How to Make and Use Garam Masala

Here's how to use this iconic Indian spice blend and a simple recipe to start with.

What is Garam Masala
Photo:

Matt Taylor-Gross

Garam masala is an iconic Indian spice blend that is used in a wide variety of dishes including curries, stews, soups, dals, and marinades. We love this spice because it lends a warm, sometimes sweet earthiness to recipes like this Hyderabadi Lamb Biryani and Tandoori Pomfret. Here's what you should know about this beloved spice blend.

What is garam masala?

Garam masala is a spice blend with North Indian origins. Garam means "hot" while masala means "blend," but the spice itself is not necessarily spicy-hot. Instead, the name refers to the warming spices like cinnamon, nutmeg, and cumin in the mix. 

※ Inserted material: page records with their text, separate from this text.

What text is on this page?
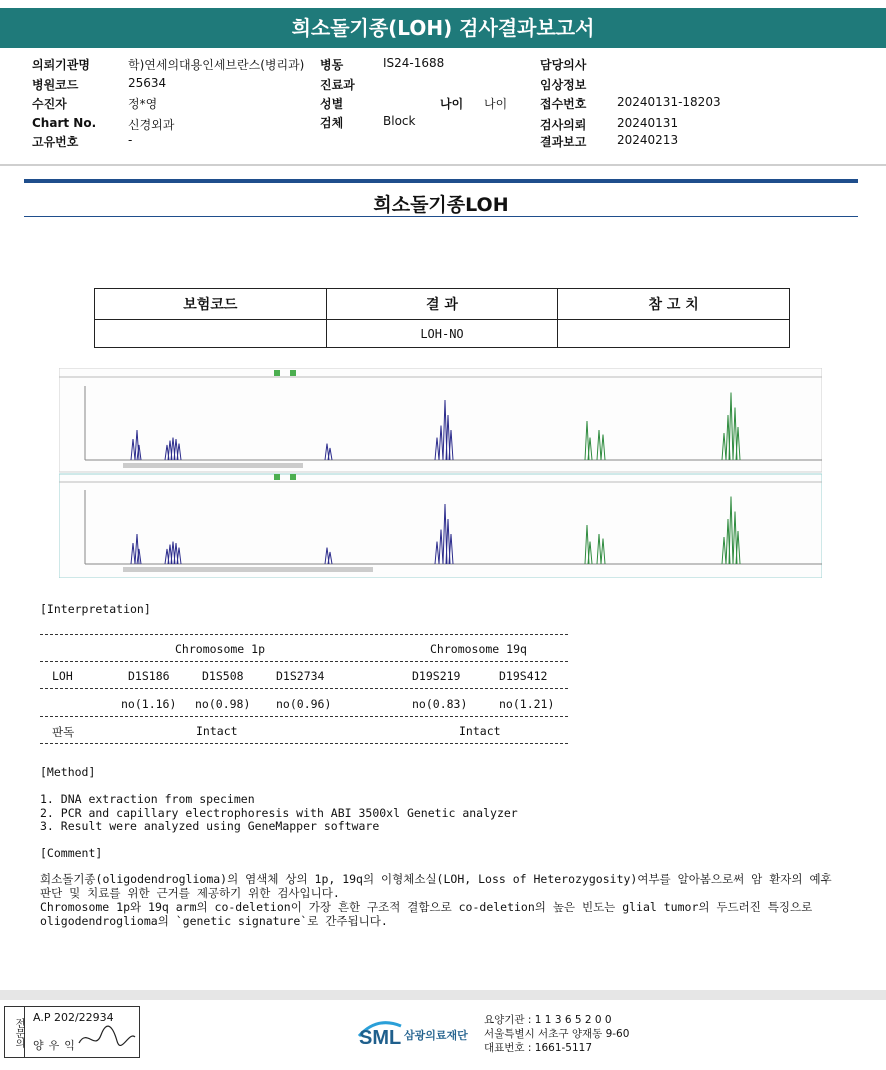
희소돌기종(LOH) 검사결과보고서
의뢰기관명	학)연세의대용인세브란스(병리과)
병원코드	25634
수진자	정*영
Chart No.	신경외과
고유번호	-
병동	IS24-1688
진료과
성별	나이 나이
검체	Block
담당의사
임상정보
접수번호	20240131-18203
검사의뢰	20240131
결과보고	20240213
희소돌기종LOH
보험코드	결 과	참 고 치
	LOH-NO	
[Interpretation]
Chromosome 1p	Chromosome 19q
LOH	D1S186	D1S508	D1S2734	D19S219	D19S412
no(1.16) no(0.98) no(0.96)	no(0.83)	no(1.21)
판독	Intact	Intact
[Method]
1. DNA extraction from specimen
2. PCR and capillary electrophoresis with ABI 3500xl Genetic analyzer
3. Result were analyzed using GeneMapper software
[Comment]
희소돌기종(oligodendroglioma)의 염색체 상의 1p, 19q의 이형체소실(LOH, Loss of Heterozygosity)여부를 알아봄으로써 암 환자의 예후 판단 및 치료를 위한 근거를 제공하기 위한 검사입니다.
Chromosome 1p와 19q arm의 co-deletion이 가장 흔한 구조적 결함으로 co-deletion의 높은 빈도는 glial tumor의 두드러진 특징으로 oligodendroglioma의 `genetic signature`로 간주됩니다.
전문의
A.P 202/22934
양우익	SML 삼광의료재단
요양기관 : 1 1 3 6 5 2 0 0
서울특별시 서초구 양재동 9-60
대표번호 : 1661-5117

The flavor of garam masala is not overly heat-driven or intense. Rather, it is fragrant, warm, and brings a slight heat that helps add complexity and round out the flavors of the dish it is added to. Not every blend will be or taste the same — it will vary depending on the region and many households have their own blend — but in general, this is a combination of spices that can include nutmeg, cumin, black pepper, cardamom, coriander, cassia, star anise, and mace. 

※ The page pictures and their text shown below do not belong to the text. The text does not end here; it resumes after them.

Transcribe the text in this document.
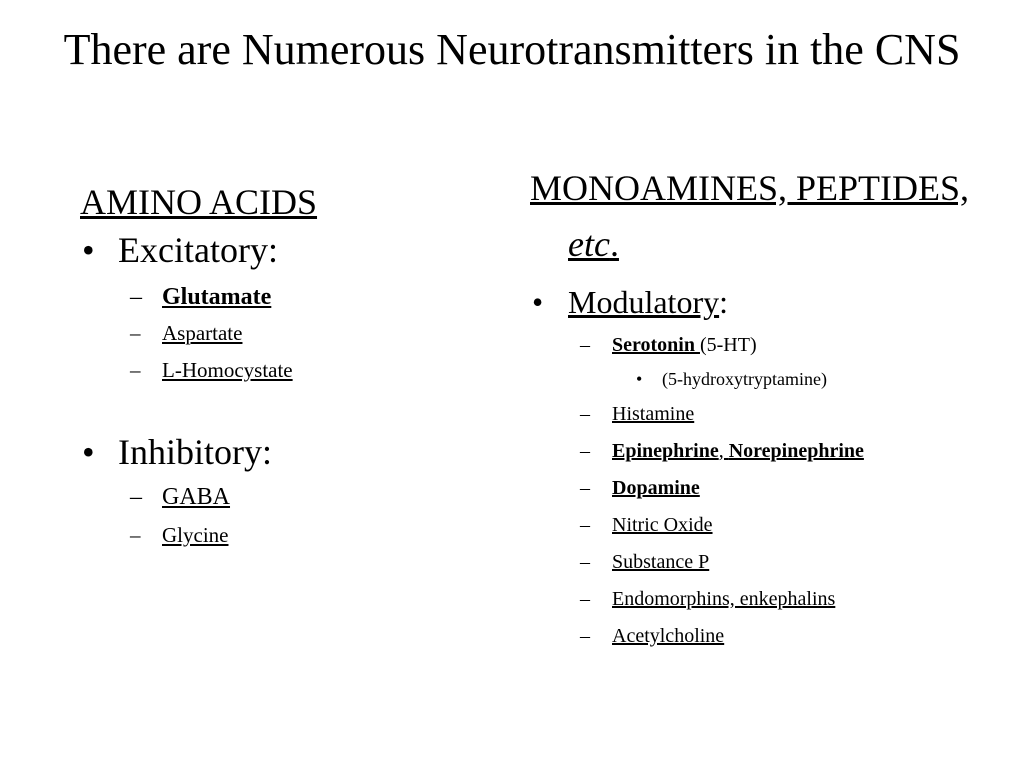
There are Numerous Neurotransmitters in the CNS
AMINO ACIDS
• Excitatory:
– Glutamate
– Aspartate
– L-Homocystate
• Inhibitory:
– GABA
– Glycine
MONOAMINES, PEPTIDES, etc.
• Modulatory:
– Serotonin (5-HT)
• (5-hydroxytryptamine)
– Histamine
– Epinephrine, Norepinephrine
– Dopamine
– Nitric Oxide
– Substance P
– Endomorphins, enkephalins
– Acetylcholine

In our garam masala recipe from associate editorial director Chandra Ram, we include a blend of seven ingredients: cumin, cardamom, coriander, black peppercorns, ground cinnamon, ground cloves, and nutmeg for a balanced flavor.

How to use garam masala

This Indian cooking staple can be used in sauces or marinades, as part of a dry rub on meats, cooked with onions as the base of a curry or soup, or sprinkle some over your vegetables before roasting them. Try these Masala Mixed Nuts or Masala Paneer Kathi Rolls to get started using this flavorful spice blend. 

How to make garam masala

Start with whole spices whenever possible; you'll get the best flavor that way. Toast the spices gently over low in a pan to bring our their flavors, then let them cool completely before grinding them together. Don't make a large batch of garam masala; it's better when made fresh.

Yield: 1/4 cup 

  • 2 tablespoons cumin seeds
  • 1/4 teaspoon cardamom seeds (from green cardamom pods)
  • 1 tablespoon coriander seeds  
  • 1 tablespoon black peppercorns 
  • 2 teaspoons ground cinnamon
  • 1/2 teaspoon ground cloves (or 1 whole clove)
  • 1/2 teaspoon ground nutmeg     

Combine spices in a dry skillet over medium heat. Toast, shaking pan, until spices are fragrant, about 1 minute. Remove pan from heat and let mixture cool to room temperature. Transfer to a spice grinder and grind into a powder. Use immediately or store in an airtight container in a cool, dry place for up to 2 months.